Biosensor based on excessively tilted fiber grating in thin-cladding optical fiber for sensitive and selective detection of low glucose concentration

We report a highly sensitive, high Q-factor, label free and selective glucose sensor by using excessively tilted fiber grating (Ex-TFG) inscribed in the thin-cladding optical fiber (TCOF).
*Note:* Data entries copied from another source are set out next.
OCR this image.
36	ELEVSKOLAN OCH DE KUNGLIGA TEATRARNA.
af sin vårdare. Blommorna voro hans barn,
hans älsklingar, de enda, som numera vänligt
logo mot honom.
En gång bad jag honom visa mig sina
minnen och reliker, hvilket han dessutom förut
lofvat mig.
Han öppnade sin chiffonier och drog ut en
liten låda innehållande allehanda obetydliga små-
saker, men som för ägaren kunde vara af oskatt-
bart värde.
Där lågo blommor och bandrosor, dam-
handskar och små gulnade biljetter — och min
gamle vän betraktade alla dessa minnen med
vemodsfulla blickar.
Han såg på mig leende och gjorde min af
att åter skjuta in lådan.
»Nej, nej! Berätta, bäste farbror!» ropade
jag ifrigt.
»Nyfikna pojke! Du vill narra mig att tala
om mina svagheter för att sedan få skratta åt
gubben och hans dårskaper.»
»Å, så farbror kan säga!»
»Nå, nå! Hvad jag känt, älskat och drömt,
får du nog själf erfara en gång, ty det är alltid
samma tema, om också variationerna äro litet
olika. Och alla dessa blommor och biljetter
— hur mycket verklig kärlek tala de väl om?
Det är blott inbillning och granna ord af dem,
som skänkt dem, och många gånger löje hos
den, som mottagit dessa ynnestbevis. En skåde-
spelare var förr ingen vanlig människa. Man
Glucose oxidase (GOD) was covalently immobilized on optical fiber surface and the effectiveness of GOD immobilization was investigated by the fluorescence microscopy and highly accurate spectral interrogation method. In contrast to the long period grating (LPG) and optical fiber (OF) surface Plasmon resonance (SPR) based glucose sensors, the Ex-TFG configuration has merits of nearly independent cross sensitivity of the environmental temperature, simple fabrication method (no noble metal deposition or cladding etching) and high detection accuracy (or Q-factor). Our experimental results have shown that Ex-TFG in TCOF based sensor has a reliable and fast detection for the glucose concentration as low as 0.1~2.5mg/ml and a high sensitivity of ~1.514nm·(mg/ml)−1, which the detection accuracy is ~0.2857nm−1 at pH 5.2, and the limit of detection (LOD) is 0.013~0.02mg/ml at the pH range of 5.2~7.4 by using an optical spectrum analyzer with a resolution of 0.02nm.